Tachyon Condensation in Superstring Field Theory
Nathan Berkovits, Ashoke Sen, Barton Zwiebach
TL;DR
The paper tests the tachyon condensation conjecture within a Wess–Zumino–Witten–like open superstring field theory, focusing on brane–antibrane and non-BPS D-branes. Using a level-truncation scheme and a twist-even truncation in the NS sector, the authors compute the tachyon potential up to level three, obtaining $85\%$ of the brane tension cancellation at the potential minimum and demonstrating a bounded-below potential with two degenerate vacua. They also analyze a tachyonic kink on a non-BPS D-string, finding an energy close to the tension of a lower-dimensional D-brane, $E \approx 1.03\,\mathcal{T}_0$, within the crude kinetic-term approximation. Overall, the results provide nontrivial evidence that the open superstring field theory description captures tachyon condensation consistently and exhibits convergence toward the expected closed-string vacuum, while suggesting avenues for higher-level computations and deeper understanding of the tachyon vacuum.
Abstract
It has been conjectured that at the stationary point of the tachyon potential for the D-brane-anti-D-brane pair or for the non-BPS D-brane of superstring theories, the negative energy density cancels the brane tensions. We study this conjecture using a Wess-Zumino-Witten-like open superstring field theory free of contact term divergences and recently shown to give 60% of the vacuum energy by condensation of the tachyon field alone.

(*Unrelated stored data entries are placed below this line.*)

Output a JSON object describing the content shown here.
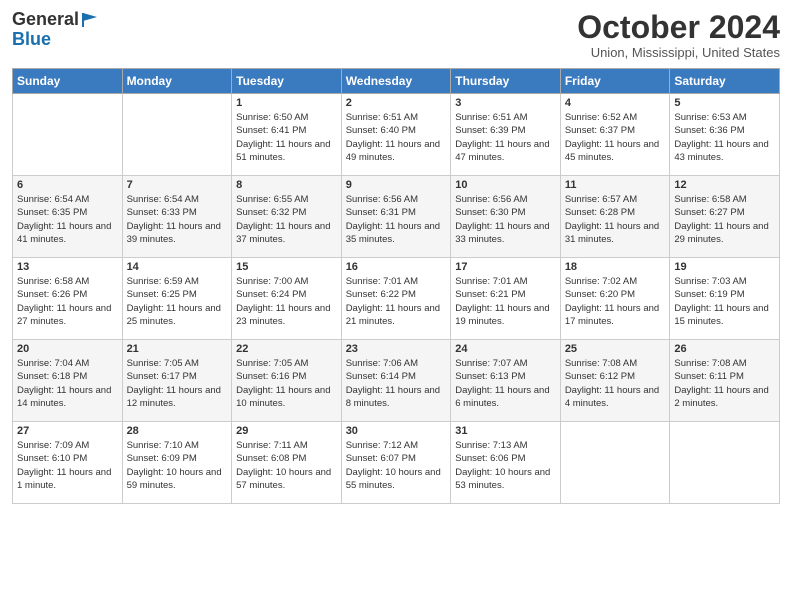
{
  "header": {
    "logo_general": "General",
    "logo_blue": "Blue",
    "month": "October 2024",
    "location": "Union, Mississippi, United States"
  },
  "weekdays": [
    "Sunday",
    "Monday",
    "Tuesday",
    "Wednesday",
    "Thursday",
    "Friday",
    "Saturday"
  ],
  "weeks": [
    [
      {
        "day": "",
        "info": ""
      },
      {
        "day": "",
        "info": ""
      },
      {
        "day": "1",
        "info": "Sunrise: 6:50 AM\nSunset: 6:41 PM\nDaylight: 11 hours and 51 minutes."
      },
      {
        "day": "2",
        "info": "Sunrise: 6:51 AM\nSunset: 6:40 PM\nDaylight: 11 hours and 49 minutes."
      },
      {
        "day": "3",
        "info": "Sunrise: 6:51 AM\nSunset: 6:39 PM\nDaylight: 11 hours and 47 minutes."
      },
      {
        "day": "4",
        "info": "Sunrise: 6:52 AM\nSunset: 6:37 PM\nDaylight: 11 hours and 45 minutes."
      },
      {
        "day": "5",
        "info": "Sunrise: 6:53 AM\nSunset: 6:36 PM\nDaylight: 11 hours and 43 minutes."
      }
    ],
    [
      {
        "day": "6",
        "info": "Sunrise: 6:54 AM\nSunset: 6:35 PM\nDaylight: 11 hours and 41 minutes."
      },
      {
        "day": "7",
        "info": "Sunrise: 6:54 AM\nSunset: 6:33 PM\nDaylight: 11 hours and 39 minutes."
      },
      {
        "day": "8",
        "info": "Sunrise: 6:55 AM\nSunset: 6:32 PM\nDaylight: 11 hours and 37 minutes."
      },
      {
        "day": "9",
        "info": "Sunrise: 6:56 AM\nSunset: 6:31 PM\nDaylight: 11 hours and 35 minutes."
      },
      {
        "day": "10",
        "info": "Sunrise: 6:56 AM\nSunset: 6:30 PM\nDaylight: 11 hours and 33 minutes."
      },
      {
        "day": "11",
        "info": "Sunrise: 6:57 AM\nSunset: 6:28 PM\nDaylight: 11 hours and 31 minutes."
      },
      {
        "day": "12",
        "info": "Sunrise: 6:58 AM\nSunset: 6:27 PM\nDaylight: 11 hours and 29 minutes."
      }
    ],
    [
      {
        "day": "13",
        "info": "Sunrise: 6:58 AM\nSunset: 6:26 PM\nDaylight: 11 hours and 27 minutes."
      },
      {
        "day": "14",
        "info": "Sunrise: 6:59 AM\nSunset: 6:25 PM\nDaylight: 11 hours and 25 minutes."
      },
      {
        "day": "15",
        "info": "Sunrise: 7:00 AM\nSunset: 6:24 PM\nDaylight: 11 hours and 23 minutes."
      },
      {
        "day": "16",
        "info": "Sunrise: 7:01 AM\nSunset: 6:22 PM\nDaylight: 11 hours and 21 minutes."
      },
      {
        "day": "17",
        "info": "Sunrise: 7:01 AM\nSunset: 6:21 PM\nDaylight: 11 hours and 19 minutes."
      },
      {
        "day": "18",
        "info": "Sunrise: 7:02 AM\nSunset: 6:20 PM\nDaylight: 11 hours and 17 minutes."
      },
      {
        "day": "19",
        "info": "Sunrise: 7:03 AM\nSunset: 6:19 PM\nDaylight: 11 hours and 15 minutes."
      }
    ],
    [
      {
        "day": "20",
        "info": "Sunrise: 7:04 AM\nSunset: 6:18 PM\nDaylight: 11 hours and 14 minutes."
      },
      {
        "day": "21",
        "info": "Sunrise: 7:05 AM\nSunset: 6:17 PM\nDaylight: 11 hours and 12 minutes."
      },
      {
        "day": "22",
        "info": "Sunrise: 7:05 AM\nSunset: 6:16 PM\nDaylight: 11 hours and 10 minutes."
      },
      {
        "day": "23",
        "info": "Sunrise: 7:06 AM\nSunset: 6:14 PM\nDaylight: 11 hours and 8 minutes."
      },
      {
        "day": "24",
        "info": "Sunrise: 7:07 AM\nSunset: 6:13 PM\nDaylight: 11 hours and 6 minutes."
      },
      {
        "day": "25",
        "info": "Sunrise: 7:08 AM\nSunset: 6:12 PM\nDaylight: 11 hours and 4 minutes."
      },
      {
        "day": "26",
        "info": "Sunrise: 7:08 AM\nSunset: 6:11 PM\nDaylight: 11 hours and 2 minutes."
      }
    ],
    [
      {
        "day": "27",
        "info": "Sunrise: 7:09 AM\nSunset: 6:10 PM\nDaylight: 11 hours and 1 minute."
      },
      {
        "day": "28",
        "info": "Sunrise: 7:10 AM\nSunset: 6:09 PM\nDaylight: 10 hours and 59 minutes."
      },
      {
        "day": "29",
        "info": "Sunrise: 7:11 AM\nSunset: 6:08 PM\nDaylight: 10 hours and 57 minutes."
      },
      {
        "day": "30",
        "info": "Sunrise: 7:12 AM\nSunset: 6:07 PM\nDaylight: 10 hours and 55 minutes."
      },
      {
        "day": "31",
        "info": "Sunrise: 7:13 AM\nSunset: 6:06 PM\nDaylight: 10 hours and 53 minutes."
      },
      {
        "day": "",
        "info": ""
      },
      {
        "day": "",
        "info": ""
      }
    ]
  ]
}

While the action is non-polynomial, the multiscalar tachyon potential to any fixed level involves only a finite number of interactions. We compute this potential to level three, obtaining 85% of the expected vacuum energy, a result consistent with convergence that can also be viewed as a successful test of the string field theory. The resulting effective tachyon potential is bounded below and has two degenerate global minima. We calculate the energy density of the kink solution interpolating between these minima finding good agreement with the tension of the D-brane of one lower dimension.